Billed by Roth as “a collaboration with Van Halen’s past,” A Different Kind of Truth is more like a cynical exhumation, with six of the tunes dating from ’70s demos and the rest imitating them—except, that is, for “Honeybabysweetiedoll,” a down-tuned piece of studio experimentation that still is a decade behind the times, aping the regrettable wave of nu metal.

Dave does his Dave thing, proclaiming his lust for the shimmy and shake as stoopidly as he can, though thankfully he keeps things out of R. Kelly territory and age-appropriate. (“Swapmeet Sally/Trampstamp Kat/Mouse-wife to mom-shell in the time it took to get that new tattoo,” he howls in “Tattoo,” while elsewhere he extols the virtues of a “stone-soul sistah soccer mom/Muchacha-miga, cherry bomb!”) Meanwhile, Eddie runs up and down the fretboard with numbing and pointless virtuosity, Alex hammers his tubs, and 20-year-old Wolfgang fills in for Michael Anthony, no doubt swilling Red Bull instead of Jack Daniel’s.
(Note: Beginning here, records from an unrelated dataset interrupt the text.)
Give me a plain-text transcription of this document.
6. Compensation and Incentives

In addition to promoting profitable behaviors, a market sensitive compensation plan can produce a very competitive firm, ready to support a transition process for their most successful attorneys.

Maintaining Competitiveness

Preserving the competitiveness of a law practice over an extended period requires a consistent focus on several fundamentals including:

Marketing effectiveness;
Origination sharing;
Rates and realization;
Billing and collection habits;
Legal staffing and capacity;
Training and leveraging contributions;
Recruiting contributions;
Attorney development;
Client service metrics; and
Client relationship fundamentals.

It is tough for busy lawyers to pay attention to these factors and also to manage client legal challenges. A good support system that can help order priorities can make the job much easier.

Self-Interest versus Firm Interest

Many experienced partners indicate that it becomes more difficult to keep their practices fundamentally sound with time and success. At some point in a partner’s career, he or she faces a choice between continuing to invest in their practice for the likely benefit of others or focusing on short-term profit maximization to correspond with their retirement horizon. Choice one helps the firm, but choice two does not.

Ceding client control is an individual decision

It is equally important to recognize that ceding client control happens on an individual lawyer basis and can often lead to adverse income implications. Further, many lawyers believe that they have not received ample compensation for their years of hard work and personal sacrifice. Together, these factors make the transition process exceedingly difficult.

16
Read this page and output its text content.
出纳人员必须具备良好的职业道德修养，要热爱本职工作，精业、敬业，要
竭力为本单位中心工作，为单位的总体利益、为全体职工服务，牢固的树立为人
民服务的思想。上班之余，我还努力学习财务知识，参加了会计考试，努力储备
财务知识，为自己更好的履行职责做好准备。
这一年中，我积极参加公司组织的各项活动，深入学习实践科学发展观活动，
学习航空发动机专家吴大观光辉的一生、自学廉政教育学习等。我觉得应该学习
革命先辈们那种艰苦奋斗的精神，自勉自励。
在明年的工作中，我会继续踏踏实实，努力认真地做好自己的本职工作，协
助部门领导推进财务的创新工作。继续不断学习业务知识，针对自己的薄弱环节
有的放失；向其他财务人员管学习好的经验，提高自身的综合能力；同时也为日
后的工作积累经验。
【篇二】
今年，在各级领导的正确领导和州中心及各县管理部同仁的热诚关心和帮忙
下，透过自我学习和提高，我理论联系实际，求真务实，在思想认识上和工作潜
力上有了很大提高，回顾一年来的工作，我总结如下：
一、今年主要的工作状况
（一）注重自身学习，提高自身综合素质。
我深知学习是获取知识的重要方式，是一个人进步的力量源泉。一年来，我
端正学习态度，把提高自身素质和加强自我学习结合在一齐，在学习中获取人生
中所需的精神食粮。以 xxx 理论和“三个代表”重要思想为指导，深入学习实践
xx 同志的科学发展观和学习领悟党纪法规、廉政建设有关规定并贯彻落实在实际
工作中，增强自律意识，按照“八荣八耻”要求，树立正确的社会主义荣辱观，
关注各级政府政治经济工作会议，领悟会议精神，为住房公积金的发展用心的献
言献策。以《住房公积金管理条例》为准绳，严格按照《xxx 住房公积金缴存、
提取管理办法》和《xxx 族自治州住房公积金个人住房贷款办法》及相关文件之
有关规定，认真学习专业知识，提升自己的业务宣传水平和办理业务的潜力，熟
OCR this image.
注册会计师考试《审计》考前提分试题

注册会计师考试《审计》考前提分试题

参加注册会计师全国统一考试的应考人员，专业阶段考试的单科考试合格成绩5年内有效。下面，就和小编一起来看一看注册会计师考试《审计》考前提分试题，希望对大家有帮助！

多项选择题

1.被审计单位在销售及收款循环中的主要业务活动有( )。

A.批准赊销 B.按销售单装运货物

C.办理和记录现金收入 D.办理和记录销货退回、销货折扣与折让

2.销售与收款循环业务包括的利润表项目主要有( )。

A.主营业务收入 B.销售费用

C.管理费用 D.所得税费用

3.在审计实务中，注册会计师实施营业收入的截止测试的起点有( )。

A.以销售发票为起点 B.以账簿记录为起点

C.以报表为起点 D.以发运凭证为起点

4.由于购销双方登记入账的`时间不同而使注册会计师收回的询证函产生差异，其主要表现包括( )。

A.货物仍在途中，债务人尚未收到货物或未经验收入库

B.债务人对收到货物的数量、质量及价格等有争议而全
If any of that sounds the least bit relevant or fun to you, no doubt it’s strictly as a nostalgia-trigger for your own lost, lamented era of what my colleague Greg Kot so evocatively called “mullets, muscle cars and first visits to strip clubs.” Yeah, well, maybe that characterizes his teens, but it sure doesn’t do justice to mine, and neither does this cynical comeback attempt.

Rating on the four-star scale: 1 star.